Kinda one of those cases where it's so much and so spread... it'll take more time to figure out how/where to start than to actually get it sorted.

Worth it though... found a band saw a few weeks back. New. In box. Gotta hope the dampness of the basement didn't kill it. 

Downside is, finding stuff that's useful, and partial... missing parts and no idea where they may be.


----------



## knight_yyz (Mar 14, 2015)

The entire guitar can be done on a cnc


----------



## nnieman (Jun 19, 2013)

THRobinson said:


> I thought if curved (left-to-right) if ran through multiple times on one side only, then flipped it, it would work the same as a router sled.
> 
> Here... I'll make a quick diagram of what I mean...
> 
> Also, planer sled? I've seen router sleds but not planer sleds....


In your picture the top image - the board can actually be pushed down flat by the rollers of the planer - especially with 1 piece stuff.
If you ran it the other way it would rock.

Peter is right, its not a big deal for something as small as a body blank but it can be a small or medium deal.

Nathan


----------



## knight_yyz (Mar 14, 2015)

nnieman said:


> In your picture the top image - the board can actually be pushed down flat by the rollers of the planer - especially with 1 piece stuff.
> If you ran it the other way it would rock.
> 
> Peter is right, its not a big deal for something as small as a body blank but it can be a small or medium deal.
> ...


That's a good point. If the roller pressure is stronger than the wood it will try to flatten the board while planing and it will "spring back" when it comes out of the rollers. So it will always look cupped.


----------



## THRobinson (Jun 29, 2014)

Hard to say now what I want... planer doesn't sound quite as good as I thought. Might go the route of a router sled instead since I already have a few routers. 

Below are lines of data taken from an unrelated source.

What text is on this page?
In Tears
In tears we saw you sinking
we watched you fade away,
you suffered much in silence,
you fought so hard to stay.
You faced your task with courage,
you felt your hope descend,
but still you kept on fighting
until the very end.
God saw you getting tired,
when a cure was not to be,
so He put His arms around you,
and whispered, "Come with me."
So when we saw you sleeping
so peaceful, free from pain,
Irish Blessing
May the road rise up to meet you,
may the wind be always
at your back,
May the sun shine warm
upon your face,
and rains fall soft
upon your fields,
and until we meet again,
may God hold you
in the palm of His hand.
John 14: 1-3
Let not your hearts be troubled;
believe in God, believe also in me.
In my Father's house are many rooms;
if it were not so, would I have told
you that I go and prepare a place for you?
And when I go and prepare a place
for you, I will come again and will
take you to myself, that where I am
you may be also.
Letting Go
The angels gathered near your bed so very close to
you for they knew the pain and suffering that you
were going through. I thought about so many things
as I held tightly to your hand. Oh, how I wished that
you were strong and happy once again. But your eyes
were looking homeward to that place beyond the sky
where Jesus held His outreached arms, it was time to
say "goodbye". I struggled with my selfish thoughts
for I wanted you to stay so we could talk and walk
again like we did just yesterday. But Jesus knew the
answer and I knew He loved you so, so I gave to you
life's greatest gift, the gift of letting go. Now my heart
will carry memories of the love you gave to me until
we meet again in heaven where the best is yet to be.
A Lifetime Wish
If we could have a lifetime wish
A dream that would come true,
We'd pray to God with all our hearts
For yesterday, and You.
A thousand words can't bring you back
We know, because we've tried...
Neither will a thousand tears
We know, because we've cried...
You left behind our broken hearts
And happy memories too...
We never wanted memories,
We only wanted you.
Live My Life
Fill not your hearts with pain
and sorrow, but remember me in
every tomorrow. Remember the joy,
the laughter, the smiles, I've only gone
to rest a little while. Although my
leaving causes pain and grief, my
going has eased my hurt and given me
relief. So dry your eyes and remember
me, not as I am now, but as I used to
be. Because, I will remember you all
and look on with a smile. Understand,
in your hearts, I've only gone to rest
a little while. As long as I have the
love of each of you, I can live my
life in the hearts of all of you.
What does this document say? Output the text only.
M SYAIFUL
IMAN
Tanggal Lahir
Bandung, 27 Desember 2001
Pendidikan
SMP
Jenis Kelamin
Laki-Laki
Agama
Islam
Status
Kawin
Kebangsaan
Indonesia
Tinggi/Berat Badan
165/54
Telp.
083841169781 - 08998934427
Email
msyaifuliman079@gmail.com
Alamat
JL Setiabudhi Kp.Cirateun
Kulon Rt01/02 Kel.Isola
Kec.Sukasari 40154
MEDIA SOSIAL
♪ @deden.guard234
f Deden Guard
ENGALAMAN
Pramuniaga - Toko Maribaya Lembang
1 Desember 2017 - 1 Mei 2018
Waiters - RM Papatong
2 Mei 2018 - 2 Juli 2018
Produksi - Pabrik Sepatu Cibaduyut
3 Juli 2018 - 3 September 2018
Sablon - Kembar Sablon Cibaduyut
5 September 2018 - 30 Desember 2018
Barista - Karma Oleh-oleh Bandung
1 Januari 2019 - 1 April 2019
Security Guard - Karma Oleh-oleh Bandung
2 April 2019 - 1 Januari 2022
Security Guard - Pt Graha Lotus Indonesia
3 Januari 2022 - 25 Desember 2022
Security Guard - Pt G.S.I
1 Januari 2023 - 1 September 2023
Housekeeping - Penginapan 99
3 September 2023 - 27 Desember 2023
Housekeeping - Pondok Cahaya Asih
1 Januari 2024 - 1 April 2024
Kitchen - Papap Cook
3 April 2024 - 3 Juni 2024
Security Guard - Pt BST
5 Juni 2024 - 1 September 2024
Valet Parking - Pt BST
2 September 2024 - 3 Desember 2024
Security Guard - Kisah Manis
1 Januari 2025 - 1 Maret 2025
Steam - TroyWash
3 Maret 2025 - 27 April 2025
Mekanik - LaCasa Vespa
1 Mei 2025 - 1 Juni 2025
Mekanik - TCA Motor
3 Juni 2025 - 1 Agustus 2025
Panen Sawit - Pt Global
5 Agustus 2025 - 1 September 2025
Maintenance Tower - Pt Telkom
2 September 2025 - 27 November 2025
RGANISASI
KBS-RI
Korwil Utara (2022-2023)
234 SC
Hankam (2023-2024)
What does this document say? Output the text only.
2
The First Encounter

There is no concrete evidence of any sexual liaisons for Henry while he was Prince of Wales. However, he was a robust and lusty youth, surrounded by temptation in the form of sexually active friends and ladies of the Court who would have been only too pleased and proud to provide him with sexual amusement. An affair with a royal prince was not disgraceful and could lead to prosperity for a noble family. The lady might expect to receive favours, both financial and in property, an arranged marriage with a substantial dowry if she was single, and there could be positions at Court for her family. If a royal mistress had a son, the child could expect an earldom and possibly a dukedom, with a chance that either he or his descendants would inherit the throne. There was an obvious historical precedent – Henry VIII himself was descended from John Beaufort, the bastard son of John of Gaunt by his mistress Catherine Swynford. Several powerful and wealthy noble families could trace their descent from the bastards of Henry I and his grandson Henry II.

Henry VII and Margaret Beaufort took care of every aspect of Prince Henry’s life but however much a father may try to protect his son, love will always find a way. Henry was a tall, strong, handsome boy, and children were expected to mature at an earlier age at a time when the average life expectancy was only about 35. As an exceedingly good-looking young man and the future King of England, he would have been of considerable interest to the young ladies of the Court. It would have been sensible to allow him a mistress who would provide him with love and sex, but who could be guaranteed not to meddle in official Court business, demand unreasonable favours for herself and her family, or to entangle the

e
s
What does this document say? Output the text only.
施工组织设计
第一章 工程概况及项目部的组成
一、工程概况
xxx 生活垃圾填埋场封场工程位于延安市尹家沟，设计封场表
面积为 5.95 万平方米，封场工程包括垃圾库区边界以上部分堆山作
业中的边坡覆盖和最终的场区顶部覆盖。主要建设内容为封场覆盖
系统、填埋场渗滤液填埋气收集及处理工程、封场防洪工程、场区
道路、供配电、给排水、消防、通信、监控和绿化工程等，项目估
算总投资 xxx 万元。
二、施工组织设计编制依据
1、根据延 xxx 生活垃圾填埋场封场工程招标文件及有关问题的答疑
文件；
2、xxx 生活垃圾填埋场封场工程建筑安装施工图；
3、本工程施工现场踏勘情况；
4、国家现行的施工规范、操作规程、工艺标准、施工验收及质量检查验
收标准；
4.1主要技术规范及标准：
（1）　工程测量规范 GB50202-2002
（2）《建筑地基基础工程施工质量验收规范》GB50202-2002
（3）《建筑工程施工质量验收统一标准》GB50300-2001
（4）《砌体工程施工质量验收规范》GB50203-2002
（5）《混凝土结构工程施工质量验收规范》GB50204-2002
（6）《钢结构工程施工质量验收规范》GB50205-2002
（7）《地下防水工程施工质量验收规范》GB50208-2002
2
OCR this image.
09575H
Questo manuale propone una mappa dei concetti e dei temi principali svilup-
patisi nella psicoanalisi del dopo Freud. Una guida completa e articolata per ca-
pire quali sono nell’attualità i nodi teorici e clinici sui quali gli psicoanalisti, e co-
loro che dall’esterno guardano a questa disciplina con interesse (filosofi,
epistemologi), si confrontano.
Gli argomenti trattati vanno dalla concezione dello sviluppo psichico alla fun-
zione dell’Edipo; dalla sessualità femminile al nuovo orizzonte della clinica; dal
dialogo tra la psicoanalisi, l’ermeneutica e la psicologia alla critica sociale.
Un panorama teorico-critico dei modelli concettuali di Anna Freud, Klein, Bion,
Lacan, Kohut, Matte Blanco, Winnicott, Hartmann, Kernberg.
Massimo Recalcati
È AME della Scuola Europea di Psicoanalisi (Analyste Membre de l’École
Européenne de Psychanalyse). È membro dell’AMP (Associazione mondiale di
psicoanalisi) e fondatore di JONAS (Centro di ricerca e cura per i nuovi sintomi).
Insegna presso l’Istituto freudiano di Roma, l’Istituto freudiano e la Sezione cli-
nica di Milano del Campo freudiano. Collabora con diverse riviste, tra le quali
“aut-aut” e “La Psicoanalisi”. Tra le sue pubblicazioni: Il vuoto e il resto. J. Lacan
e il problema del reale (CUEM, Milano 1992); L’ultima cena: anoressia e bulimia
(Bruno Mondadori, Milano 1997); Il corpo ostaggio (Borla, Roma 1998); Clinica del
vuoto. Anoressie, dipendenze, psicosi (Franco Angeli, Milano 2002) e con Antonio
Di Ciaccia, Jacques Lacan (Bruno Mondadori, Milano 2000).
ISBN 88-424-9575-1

2x4's I'll maybe just cleanup with a table saw. Mostly just need them all to be the same size, and sharp reasonably square corners. 

Router sled will take less space as well. I can cut the slab up into rough blank sizes and use the sled on the smaller pieces instead of one big chunk, especially since be a lot of excess on the sides and between blanks that don't need done anyways since scrap. Save the router bit some wear.


----------



## THRobinson (Jun 29, 2014)

knight_yyz said:


> That's a good point. If the roller pressure is stronger than the wood it will try to flatten the board while planing and it will "spring back" when it comes out of the rollers. So it will always look cupped.


How strong are those rollers to be able to bend a 2" thick slab of Ash?


----------



## Guitar101 (Jan 19, 2011)

I have the Ridgid planer and have had for many years. The lifetime warranty is a plus. Especially if your still young and foolish. I personally think you can flatten a warped board by just taking a small skim off with each pass until it's flat.


----------



## nnieman (Jun 19, 2013)

THRobinson said:


> How strong are those rollers to be able to bend a 2" thick slab of Ash?


You’d be surprised.
Rubber coated rollers are more forgiving than steel rollers.
I think the 15” delta you’re looking at has steel rollers.
Ash is used for baseball bats because it flexes.